5 octobre 2005 : projet de loi orientation pour la recherche

vendredi 7 octobre 2005.
 

Le Projet du gouvernement : http://www.pactepourlarecherche.fr

L’analyse du SNESup :

UN PROJET DECEVANT

IMPOSER UNE AUTRE LOGIQUE POUR UN VERITABLE PACTE RECHERCHE

L’avant-projet de loi-programme pour la recherche vient d’être rendu public aujourd’hui. Il confirme les critiques et les risques déjà mis en avant par le SNESUP. Les engagements financiers, qui portent la trace du mouvement de la communauté scientifique, sont très insuffisants pour remédier aux graves difficultés de l’Enseignement supérieur et de la recherche publique. Ils ne portent en réalité que jusqu’à 2007. Ils mélangent (par exemple pour le milliard supplémentaire annoncé pour 2006) des efforts budgétaires et des mesures extrabudgétaires (produits des privatisations). Ils agrègent, un soutien -insuffisant- de la recherche publique et des aides à la recherche privée.

L’avant-projet et ses textes d’accompagnement sont à double face : des mesures qui peuvent donner illusion sur certains points (souplesse de fonctionnement, dispositions en faveur de certains jeunes chercheurs), et un avant projet législatif qui pour l’essentiel ouvre la voie à une mise en concurrence des établissements et des personnels. Avant projet qui privilégie en tous domaines les règles de gestion privée sur celles de service public, en donnant comme axe prioritaire le développement de fondations, à l’instar de l’Institut Pasteur ou de la FNSP.

La volonté de coopération des établissements et des équipes de recherche est dévoyée. La dichotomie opérée entre PRES et campus thématiques de recherche risque d’aboutir à ce que ces derniers, suscités ou adoubés par l’état, concentrent les moyens budgétaires et les postes statutaires. La vocation d’aménagement du territoire des établissements d’enseignement supérieur et de recherche est ignorée. L’articulation des formations aux politiques de recherche est absente, la coupure entre L et M et D est quasiment organisée. Les instances de pilotage et d’évaluation sont pour l’essentiel composées de personnalités nommées par l’autorité politique. Le Haut Conseil de la science et de la technologie exclut tout représentant de la société civile. L’ANR, déjà créée, change de statut, mais n’en demeure pas moins désespérément opaque. La logique du plan gouvernemental est de donner la priorité à la démarche de projets, au détriment des crédits récurrents des laboratoires.

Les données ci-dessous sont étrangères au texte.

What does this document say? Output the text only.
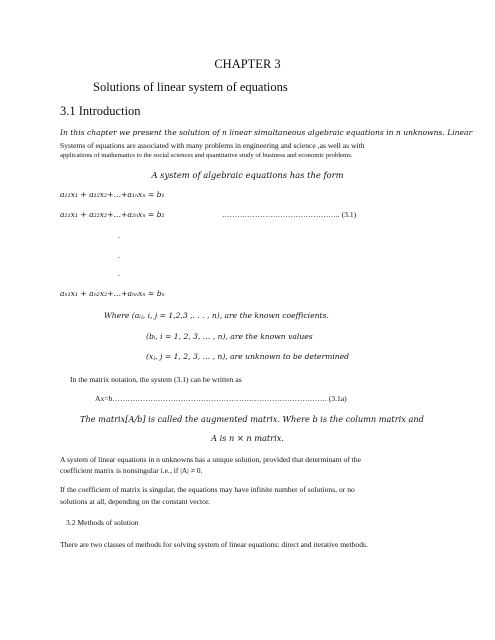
CHAPTER 3
Solutions of linear system of equations
3.1 Introduction
In this chapter we present the solution of n linear simultaneous algebraic equations in n unknowns. Linear
Systems of equations are associated with many problems in engineering and science ,as well as with
applications of mathematics to the social sciences and quantitative study of business and economic problems.
A system of algebraic equations has the form
a₁₁x₁ + a₁₂x₂+…+a₁ₙxₙ = b₁
a₂₁x₁ + a₂₂x₂+…+a₂ₙxₙ = b₂	……………………………………….. (3.1)
.
.
.
aₙ₁x₁ + aₙ₂x₂+…+aₙₙxₙ = bₙ
Where (aᵢⱼ, i, j = 1,2,3 ,. . . , n), are the known coefficients.
(bᵢ, i = 1, 2, 3, … , n), are the known values
(xⱼ, j = 1, 2, 3, … , n), are unknown to be determined
In the matrix notation, the system (3.1) can be written as
Ax=b…………………………………………………………………………. (3.1a)
The matrix[A/b] is called the augmented matrix. Where b is the column matrix and
A is n × n matrix.
A system of linear equations in n unknowns has a unique solution, provided that determinant of the
coefficient matrix is nonsingular i.e., if |A| ≠ 0.
If the coefficient of matrix is singular, the equations may have infinite number of solutions, or no
solutions at all, depending on the constant vector.
3.2 Methods of solution
There are two classes of methods for solving system of linear equations: direct and iterative methods.
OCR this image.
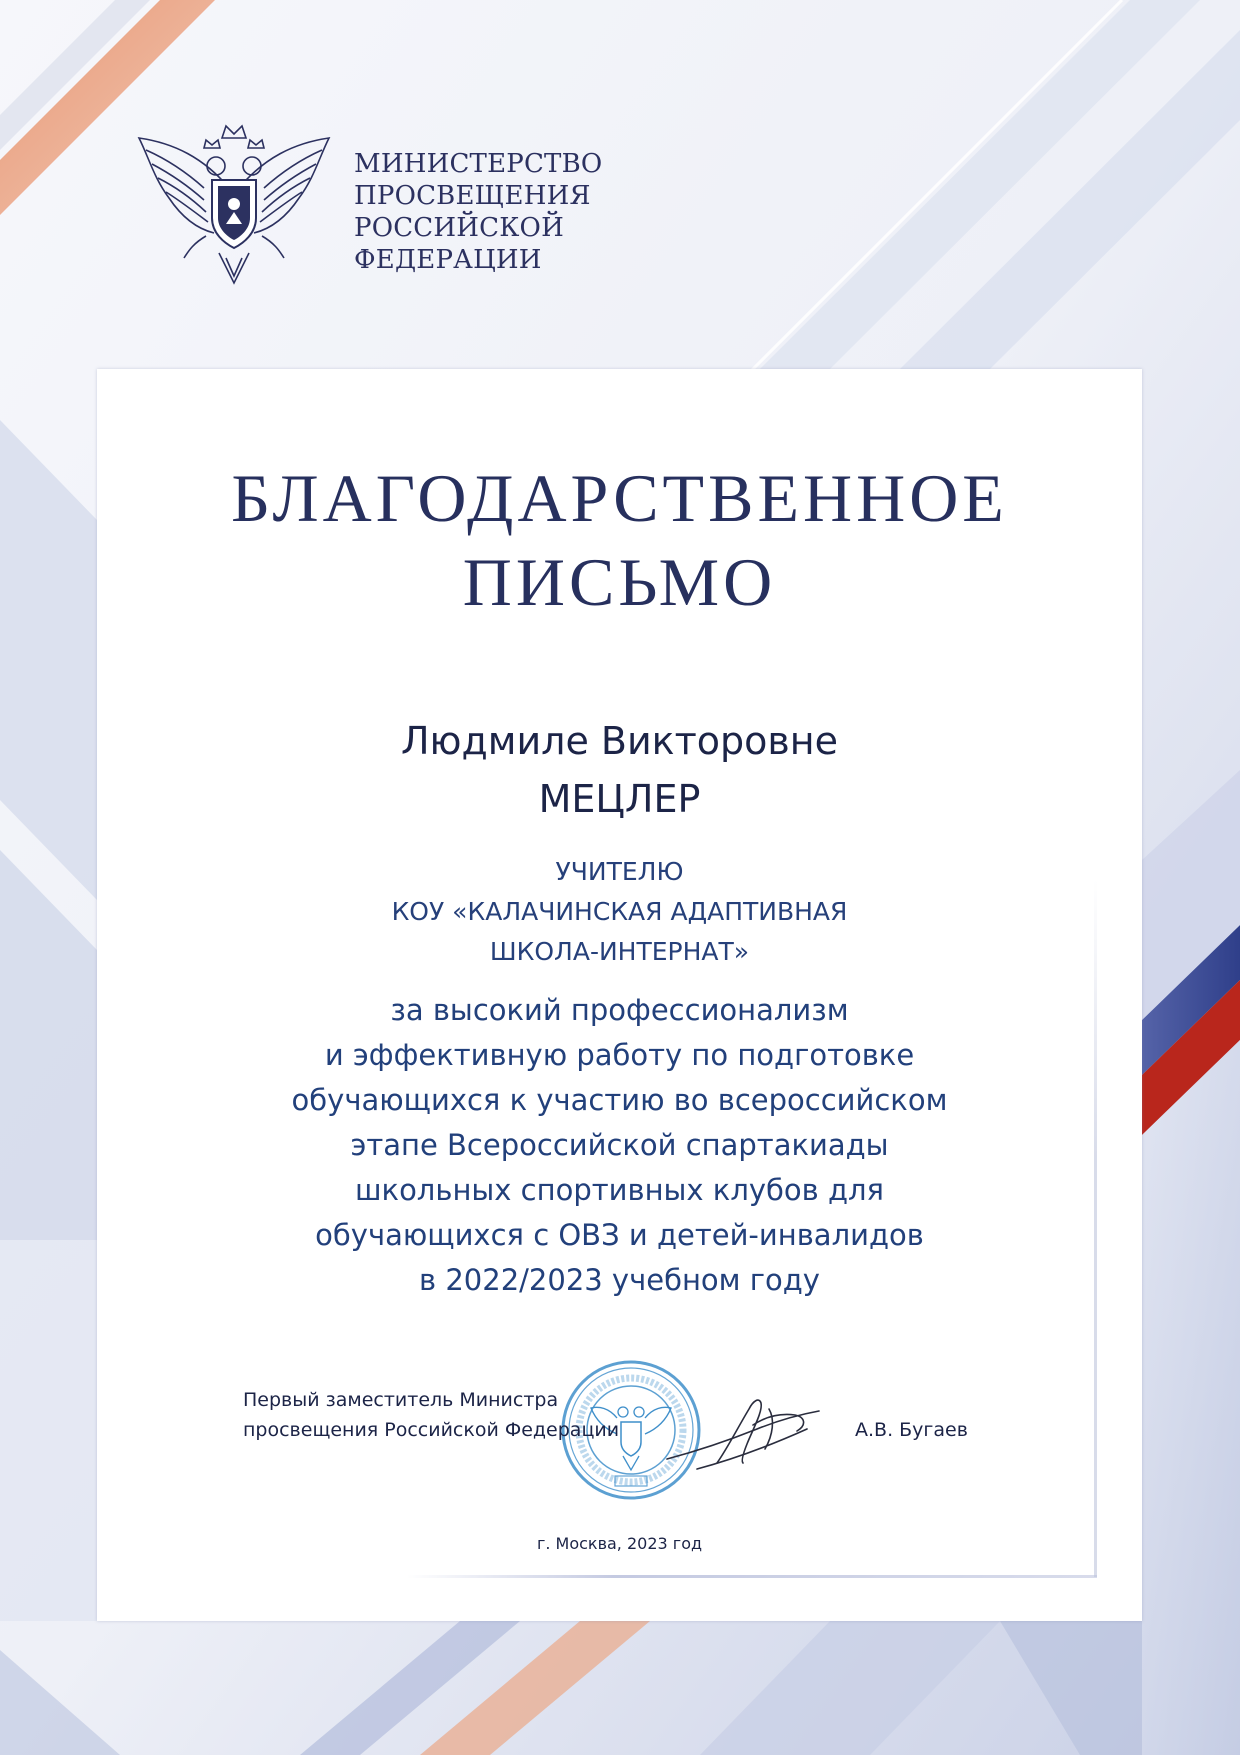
МИНИСТЕРСТВО
ПРОСВЕЩЕНИЯ
РОССИЙСКОЙ
ФЕДЕРАЦИИ
БЛАГОДАРСТВЕННОЕ
ПИСЬМО
Людмиле Викторовне
МЕЦЛЕР
УЧИТЕЛЮ
КОУ «КАЛАЧИНСКАЯ АДАПТИВНАЯ
ШКОЛА-ИНТЕРНАТ»
за высокий профессионализм
и эффективную работу по подготовке
обучающихся к участию во всероссийском
этапе Всероссийской спартакиады
школьных спортивных клубов для
обучающихся с ОВЗ и детей-инвалидов
в 2022/2023 учебном году
Первый заместитель Министра
просвещения Российской Федерации	А.В. Бугаев
г. Москва, 2023 год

Les mesures concernant les personnels privilégient l’attribution de primes (primes d’encadrement doctoral, bourses Descartes attribuées pour 150 enseignants-chercheurs par an) tiennent lieu de revalorisation des carrières. Les allègements de service pour les MC débutants sont soumis aux décisions des Présidents d’Université, sur contingent lié au contrat quadriennal. La réalité des mesures annoncées n’apporte aucune réponse de fond au problème de la précarité.

La modification de ce projet lors de son passage dans les instances (CES, CNESER), par les dialogues avec les syndicats et SLR et par le débat budgétaire et parlementaire, est indispensable pour prendre en compte les préoccupations des acteurs, enseignants-chercheurs, chercheurs, personnels, en matière de programmation, de revalorisation, de transparence et de démocratie dans tous les rouages du système.

Le SNESUP appelle l’ensemble des collègues à agir sans attendre, en prolongeant la mobilisation de l’an dernier et l’action du 4 octobre.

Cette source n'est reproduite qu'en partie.